There are better and worse ways to go about that. Research has shown that “self-talk,” or the internal conversation you have with yourself in your head, can help facilitate introspection and regulate stress, as long as you don’t slip into obsessive rumination. Ethan Kross, a psychologist and the author of Chatter: The Voice in Our Head, Why It Matters, and How to Harness It, has found that a shift in perspective—thinking of yourself in the second or third person, rather than the first—can keep people from spiraling into self-defeating thoughts. We tend to be harsher to ourselves than to others; thinking of yourself as another person, it turns out, can give you that compassionate distance. You could conceive of self-dates as a logical extension of self-talk: Rather than just speaking with yourself, why not take yourself out? Woo yourself, for God’s sake!

On a self-date, an activity can also give you distance from your roiling anxieties. So can being around other people, even if you don’t speak with them. Leo Coleman, an anthropologist who has written on “being alone together,” gave me museums as an example: “You can have an encounter with something that’s meaningful and beautiful. And you know that there are other people sharing that experience, even if it’s just a glance or overhearing a conversation that someone else is having with somebody there.”

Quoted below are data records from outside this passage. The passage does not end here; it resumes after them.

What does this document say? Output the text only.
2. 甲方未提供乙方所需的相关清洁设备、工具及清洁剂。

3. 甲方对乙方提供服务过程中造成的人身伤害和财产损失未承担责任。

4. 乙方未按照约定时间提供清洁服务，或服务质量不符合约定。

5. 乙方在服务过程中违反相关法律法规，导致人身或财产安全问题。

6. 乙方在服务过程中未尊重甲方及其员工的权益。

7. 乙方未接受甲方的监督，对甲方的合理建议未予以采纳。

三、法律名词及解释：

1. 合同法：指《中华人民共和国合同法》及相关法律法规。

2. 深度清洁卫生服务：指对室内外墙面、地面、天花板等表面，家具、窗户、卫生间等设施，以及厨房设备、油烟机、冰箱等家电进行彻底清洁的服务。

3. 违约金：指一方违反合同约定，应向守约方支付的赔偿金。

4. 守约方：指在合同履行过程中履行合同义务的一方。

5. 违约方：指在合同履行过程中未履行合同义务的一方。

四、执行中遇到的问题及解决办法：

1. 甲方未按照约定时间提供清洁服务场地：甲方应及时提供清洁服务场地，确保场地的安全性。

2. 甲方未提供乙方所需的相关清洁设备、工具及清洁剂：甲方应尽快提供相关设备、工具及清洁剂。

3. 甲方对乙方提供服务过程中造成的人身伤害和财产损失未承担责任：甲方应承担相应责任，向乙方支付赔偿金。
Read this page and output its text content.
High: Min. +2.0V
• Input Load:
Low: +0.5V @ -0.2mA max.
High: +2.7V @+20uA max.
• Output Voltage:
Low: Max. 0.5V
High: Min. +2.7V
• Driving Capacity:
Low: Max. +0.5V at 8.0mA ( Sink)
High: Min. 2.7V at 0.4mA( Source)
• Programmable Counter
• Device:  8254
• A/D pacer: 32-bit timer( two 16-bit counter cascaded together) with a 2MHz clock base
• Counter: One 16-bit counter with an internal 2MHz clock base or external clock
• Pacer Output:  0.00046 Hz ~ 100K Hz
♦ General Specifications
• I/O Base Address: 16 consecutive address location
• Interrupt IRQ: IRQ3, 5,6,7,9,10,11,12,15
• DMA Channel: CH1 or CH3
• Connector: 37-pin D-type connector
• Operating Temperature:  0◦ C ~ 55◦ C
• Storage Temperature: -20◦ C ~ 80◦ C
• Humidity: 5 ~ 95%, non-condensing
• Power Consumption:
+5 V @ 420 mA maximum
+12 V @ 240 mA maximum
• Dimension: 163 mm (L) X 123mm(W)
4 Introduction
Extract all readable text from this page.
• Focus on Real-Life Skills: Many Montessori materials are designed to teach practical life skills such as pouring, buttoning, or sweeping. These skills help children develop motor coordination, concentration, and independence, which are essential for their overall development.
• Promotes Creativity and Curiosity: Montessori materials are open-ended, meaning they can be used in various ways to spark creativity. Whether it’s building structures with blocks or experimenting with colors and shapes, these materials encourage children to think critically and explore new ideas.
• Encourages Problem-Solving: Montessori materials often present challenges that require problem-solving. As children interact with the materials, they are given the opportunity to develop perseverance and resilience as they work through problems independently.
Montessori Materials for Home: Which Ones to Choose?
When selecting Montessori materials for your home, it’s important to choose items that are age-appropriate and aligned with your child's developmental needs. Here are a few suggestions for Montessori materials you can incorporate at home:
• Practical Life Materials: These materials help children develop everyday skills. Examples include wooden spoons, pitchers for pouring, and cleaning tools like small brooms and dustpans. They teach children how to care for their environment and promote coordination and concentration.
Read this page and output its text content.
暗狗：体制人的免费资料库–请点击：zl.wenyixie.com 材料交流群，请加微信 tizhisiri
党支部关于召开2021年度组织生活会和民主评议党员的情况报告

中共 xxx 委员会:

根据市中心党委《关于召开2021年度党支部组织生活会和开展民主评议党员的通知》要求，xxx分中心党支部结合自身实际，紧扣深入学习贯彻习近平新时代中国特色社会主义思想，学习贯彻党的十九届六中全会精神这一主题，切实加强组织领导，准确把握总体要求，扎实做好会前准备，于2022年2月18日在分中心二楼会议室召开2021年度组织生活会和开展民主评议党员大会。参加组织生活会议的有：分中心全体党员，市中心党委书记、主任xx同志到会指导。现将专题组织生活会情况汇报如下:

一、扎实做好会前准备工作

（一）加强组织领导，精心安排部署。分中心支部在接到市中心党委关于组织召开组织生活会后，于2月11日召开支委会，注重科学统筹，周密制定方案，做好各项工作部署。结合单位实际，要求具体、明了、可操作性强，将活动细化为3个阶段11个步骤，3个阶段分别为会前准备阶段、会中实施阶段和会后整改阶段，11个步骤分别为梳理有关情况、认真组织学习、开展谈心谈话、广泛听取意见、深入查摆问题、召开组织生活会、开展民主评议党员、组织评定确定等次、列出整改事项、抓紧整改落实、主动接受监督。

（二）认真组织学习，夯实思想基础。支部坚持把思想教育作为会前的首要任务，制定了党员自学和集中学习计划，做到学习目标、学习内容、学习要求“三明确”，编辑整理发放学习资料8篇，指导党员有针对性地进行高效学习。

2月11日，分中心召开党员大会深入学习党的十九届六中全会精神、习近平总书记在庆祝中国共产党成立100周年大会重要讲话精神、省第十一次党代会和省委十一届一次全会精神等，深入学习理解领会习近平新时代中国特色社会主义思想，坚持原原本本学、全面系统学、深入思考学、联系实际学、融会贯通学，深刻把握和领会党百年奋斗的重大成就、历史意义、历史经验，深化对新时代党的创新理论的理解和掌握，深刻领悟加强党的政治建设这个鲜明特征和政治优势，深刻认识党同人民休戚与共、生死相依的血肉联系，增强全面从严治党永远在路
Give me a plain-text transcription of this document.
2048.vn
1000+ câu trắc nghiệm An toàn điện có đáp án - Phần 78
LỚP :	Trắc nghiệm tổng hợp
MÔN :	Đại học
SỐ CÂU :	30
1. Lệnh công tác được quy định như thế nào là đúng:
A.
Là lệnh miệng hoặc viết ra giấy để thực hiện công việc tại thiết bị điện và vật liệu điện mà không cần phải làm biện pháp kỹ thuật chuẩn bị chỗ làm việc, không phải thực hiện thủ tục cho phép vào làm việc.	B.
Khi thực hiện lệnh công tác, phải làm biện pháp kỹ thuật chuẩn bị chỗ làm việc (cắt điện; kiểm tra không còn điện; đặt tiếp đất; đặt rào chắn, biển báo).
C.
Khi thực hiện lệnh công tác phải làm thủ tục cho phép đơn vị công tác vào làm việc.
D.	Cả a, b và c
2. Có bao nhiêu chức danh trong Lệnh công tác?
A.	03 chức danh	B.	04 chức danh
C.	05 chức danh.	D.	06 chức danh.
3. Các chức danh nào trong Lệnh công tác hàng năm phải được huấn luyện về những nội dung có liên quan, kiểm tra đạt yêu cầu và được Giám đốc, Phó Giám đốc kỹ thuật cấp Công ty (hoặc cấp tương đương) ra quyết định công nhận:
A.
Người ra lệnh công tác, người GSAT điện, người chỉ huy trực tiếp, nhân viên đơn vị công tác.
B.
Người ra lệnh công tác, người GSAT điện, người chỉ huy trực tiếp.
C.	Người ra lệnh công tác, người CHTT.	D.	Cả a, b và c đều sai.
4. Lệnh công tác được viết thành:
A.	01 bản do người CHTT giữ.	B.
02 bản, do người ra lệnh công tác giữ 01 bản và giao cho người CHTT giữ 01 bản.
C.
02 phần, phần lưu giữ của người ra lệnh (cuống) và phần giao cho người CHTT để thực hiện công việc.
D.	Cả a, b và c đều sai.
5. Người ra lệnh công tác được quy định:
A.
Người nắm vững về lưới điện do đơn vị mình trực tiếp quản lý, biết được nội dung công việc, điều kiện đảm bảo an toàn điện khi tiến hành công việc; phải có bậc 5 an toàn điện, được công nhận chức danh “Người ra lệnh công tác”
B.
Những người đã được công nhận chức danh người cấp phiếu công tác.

The beauty of this type of interaction is perhaps especially clear after pandemic lockdown. Most of us still need some degree of solitude, but we’ve learned that isolation is a different beast. Lindsay Dodgson, a reporter for Insider, told me that while she was isolating at home, she started to feel suffocated in her small apartment. Recently, she has enjoyed taking time for herself in a kickboxing class; she doesn’t feel any pressure to converse with the other attendees, but she can “be present around other human beings.” Pong said that if her clients want to travel solo but worry about too much total aloneness, she suggests walking tours: They don’t need to interact with the other walkers, but they’re still in it together.

This is something Julia Cameron has long understood: Solitude isn’t really antithetical to connection. In fact, she told me, people tend to say that their artist date makes them feel more connected—not just to themselves, but to the world. It fosters a sense of wonder, of being part of something bigger.

But you don’t need to be out in public, necessarily, to awaken your sense of solitary delight. The real point of the self-date is that you’re driving the interaction—as Weinstein put it, “crafting your solitude.” Most people, she noted, will inevitably end up with some time alone—so you might as well learn how you prefer it. When she and her colleagues interviewed people about their solitary time, they heard loving descriptions of subjects’ solo routines. One person talked about a breakfast ritual: setting an elaborate spread just for himself, relishing the taste of each bite. When Weinstein was a working mother with young kids, she says, her 10-minute shower genuinely felt like a self-date.

So if you’re interested, know that a self-date can be whatever you want it to be. You can be quiet or loud, inside or outside, dreamy or active. You can sit on a park bench and people-watch, have a spa day and paint each toe a different color, take the train to an unfamiliar part of town, turn up your living-room speaker and throw yourself a dance party. Whatever it is, the important thing is that you savor it. After all, it’s the only time that’s just for you.